Jepang memang masih memerintah Indonesia, tapi takluk kepada Sekutu di Perang Dunia Kedua sehingga harus tunduk kepada mereka, sehingga tidak punya kewenangan apapun terkait wilayah yang diperintahnya. Ini momen yang tidak boleh disia-siakan untuk memerdekakan Indonesia.
Berangkat dari situasi itulah, mereka menjelaskan kepada Maeda tentang bakal berlangsungnya pertemuan untuk persiapan menjelang Indonesia Merdeka.

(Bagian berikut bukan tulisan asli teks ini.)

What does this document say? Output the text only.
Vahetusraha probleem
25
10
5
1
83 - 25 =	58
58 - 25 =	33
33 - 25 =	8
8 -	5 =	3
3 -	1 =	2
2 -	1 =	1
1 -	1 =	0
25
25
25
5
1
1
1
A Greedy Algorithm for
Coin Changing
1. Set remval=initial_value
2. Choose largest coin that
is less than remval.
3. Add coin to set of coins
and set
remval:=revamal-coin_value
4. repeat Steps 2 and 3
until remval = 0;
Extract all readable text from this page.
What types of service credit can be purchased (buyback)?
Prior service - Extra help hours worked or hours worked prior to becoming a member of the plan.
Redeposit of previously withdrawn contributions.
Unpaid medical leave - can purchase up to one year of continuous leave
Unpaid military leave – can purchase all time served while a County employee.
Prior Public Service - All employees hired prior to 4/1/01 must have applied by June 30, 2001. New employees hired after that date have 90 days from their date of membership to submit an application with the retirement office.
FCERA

Namun Maeda juga punya pesan penting kepada mereka.
Maeda memberitahukan pesan Gunseikan - yaitu pemerintah militer Jepang: rombongan yang pulang dari Rengasdengklok harus menemuinya. Bertolak lah mereka dari rumah Maeda ke markas Gunseikan.
Bersama dengan Maeda dan juru bicara Angkatan Darat Jepang, Miyoshi Sunkichiro, mereka berangkat ke markas Gunseikan untuk bertemu dengan Mayor Jenderal Nishimura Otoshi. Dia menjelaskan bahwa pihak Jepang tidak dapat membantu, karena telah ada kesepakatan dengan pihak sekutu mempertahankan status quo di Indonesia. Itu sebabnya Mayjen Otoshi melarang adanya rapat yang akan dilangsungkan di rumah Maeda.

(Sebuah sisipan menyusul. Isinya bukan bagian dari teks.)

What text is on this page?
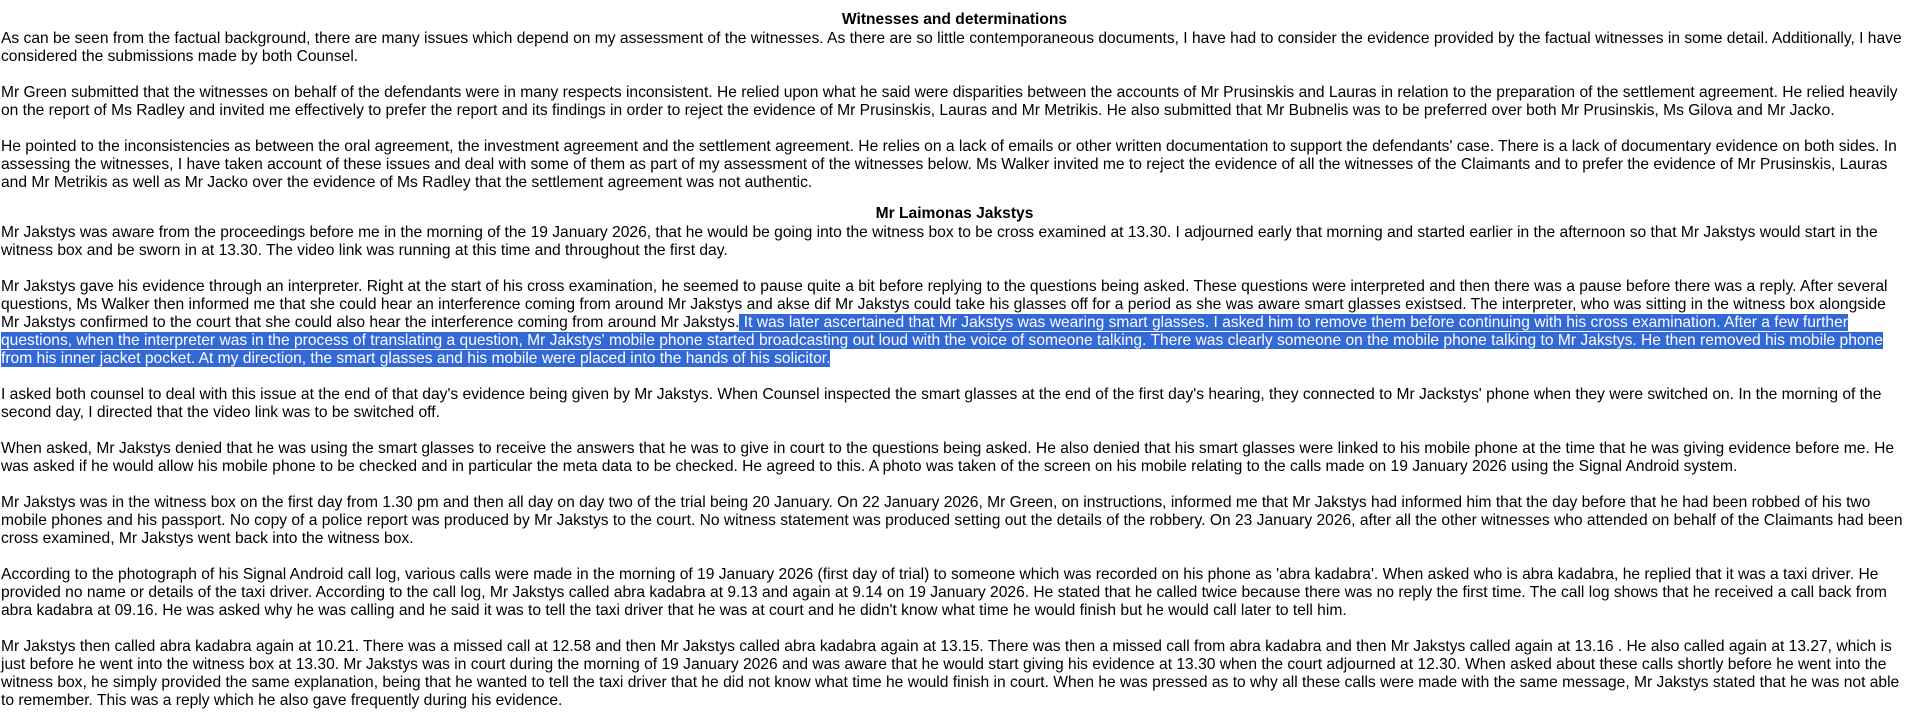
Witnesses and determinations

As can be seen from the factual background, there are many issues which depend on my assessment of the witnesses. As there are so little contemporaneous documents, I have had to consider the evidence provided by the factual witnesses in some detail. Additionally, I have considered the submissions made by both Counsel.

Mr Green submitted that the witnesses on behalf of the defendants were in many respects inconsistent. He relied upon what he said were disparities between the accounts of Mr Prusinskis and Lauras in relation to the preparation of the settlement agreement. He relied heavily on the report of Ms Radley and invited me effectively to prefer the report and its findings in order to reject the evidence of Mr Prusinskis, Lauras and Mr Metrikis. He also submitted that Mr Bubnelis was to be preferred over both Mr Prusinskis, Ms Gilova and Mr Jacko.

He pointed to the inconsistencies as between the oral agreement, the investment agreement and the settlement agreement. He relies on a lack of emails or other written documentation to support the defendants' case. There is a lack of documentary evidence on both sides. In assessing the witnesses, I have taken account of these issues and deal with some of them as part of my assessment of the witnesses below. Ms Walker invited me to reject the evidence of all the witnesses of the Claimants and to prefer the evidence of Mr Prusinskis, Lauras and Mr Metrikis as well as Mr Jacko over the evidence of Ms Radley that the settlement agreement was not authentic.

Mr Laimonas Jakstys

Mr Jakstys was aware from the proceedings before me in the morning of the 19 January 2026, that he would be going into the witness box to be cross examined at 13.30. I adjourned early that morning and started earlier in the afternoon so that Mr Jakstys would start in the witness box and be sworn in at 13.30. The video link was running at this time and throughout the first day.

Mr Jakstys gave his evidence through an interpreter. Right at the start of his cross examination, he seemed to pause quite a bit before replying to the questions being asked. These questions were interpreted and then there was a pause before there was a reply. After several questions, Ms Walker then informed me that she could hear an interference coming from around Mr Jakstys and akse dif Mr Jakstys could take his glasses off for a period as she was aware smart glasses existsed. The interpreter, who was sitting in the witness box alongside Mr Jakstys confirmed to the court that she could also hear the interference coming from around Mr Jakstys. It was later ascertained that Mr Jakstys was wearing smart glasses. I asked him to remove them before continuing with his cross examination. After a few further questions, when the interpreter was in the process of translating a question, Mr Jakstys' mobile phone started broadcasting out loud with the voice of someone talking. There was clearly someone on the mobile phone talking to Mr Jakstys. He then removed his mobile phone from his inner jacket pocket. At my direction, the smart glasses and his mobile were placed into the hands of his solicitor.

I asked both counsel to deal with this issue at the end of that day's evidence being given by Mr Jakstys. When Counsel inspected the smart glasses at the end of the first day's hearing, they connected to Mr Jackstys' phone when they were switched on. In the morning of the second day, I directed that the video link was to be switched off.

When asked, Mr Jakstys denied that he was using the smart glasses to receive the answers that he was to give in court to the questions being asked. He also denied that his smart glasses were linked to his mobile phone at the time that he was giving evidence before me. He was asked if he would allow his mobile phone to be checked and in particular the meta data to be checked. He agreed to this. A photo was taken of the screen on his mobile relating to the calls made on 19 January 2026 using the Signal Android system.

Mr Jakstys was in the witness box on the first day from 1.30 pm and then all day on day two of the trial being 20 January. On 22 January 2026, Mr Green, on instructions, informed me that Mr Jakstys had informed him that the day before that he had been robbed of his two mobile phones and his passport. No copy of a police report was produced by Mr Jakstys to the court. No witness statement was produced setting out the details of the robbery. On 23 January 2026, after all the other witnesses who attended on behalf of the Claimants had been cross examined, Mr Jakstys went back into the witness box.

According to the photograph of his Signal Android call log, various calls were made in the morning of 19 January 2026 (first day of trial) to someone which was recorded on his phone as 'abra kadabra'. When asked who is abra kadabra, he replied that it was a taxi driver. He provided no name or details of the taxi driver. According to the call log, Mr Jakstys called abra kadabra at 9.13 and again at 9.14 on 19 January 2026. He stated that he called twice because there was no reply the first time. The call log shows that he received a call back from abra kadabra at 09.16. He was asked why he was calling and he said it was to tell the taxi driver that he was at court and he didn't know what time he would finish but he would call later to tell him.

Mr Jakstys then called abra kadabra again at 10.21. There was a missed call at 12.58 and then Mr Jakstys called abra kadabra again at 13.15. There was then a missed call from abra kadabra and then Mr Jakstys called again at 13.16 . He also called again at 13.27, which is just before he went into the witness box at 13.30. Mr Jakstys was in court during the morning of 19 January 2026 and was aware that he would start giving his evidence at 13.30 when the court adjourned at 12.30. When asked about these calls shortly before he went into the witness box, he simply provided the same explanation, being that he wanted to tell the taxi driver that he did not know what time he would finish in court. When he was pressed as to why all these calls were made with the same message, Mr Jakstys stated that he was not able to remember. This was a reply which he also gave frequently during his evidence.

Tapi, mereka bergeming dan tetap pada tekad pencanangan Indonesia Merdeka harus dipersiapkan sesegera mungkin. Itu sebabnya, Bung Karno, Bung Hatta dan Ahmad Subardjo tiba kembali ke rumah Maeda.
Padahal saat itu jam sudah menunjukkan pukul 02.30 WIB, dini hari 17 Agustus 1945. Mereka menjelaskan kepada tuan rumah bahwa Kemerdekaan Indonesia harus diproklamirkan hari ini juga.
Maeda pun tidak kuasa menolak mereka. Mendukung pun tidak mungkin, karena sudah sudah ada instruksi jelas dari Gunseikan. Satu-satunya tindakan Maeda adalah meninggalkan mereka, naik ke kamar tidurnya di lantai dua.
Dia tinggalkan Bung Karno, Bung Hatta, dan Ahmad Subardjo dan yang lainnya di lantai bawah. Ini momen yang tidak disia-siakan.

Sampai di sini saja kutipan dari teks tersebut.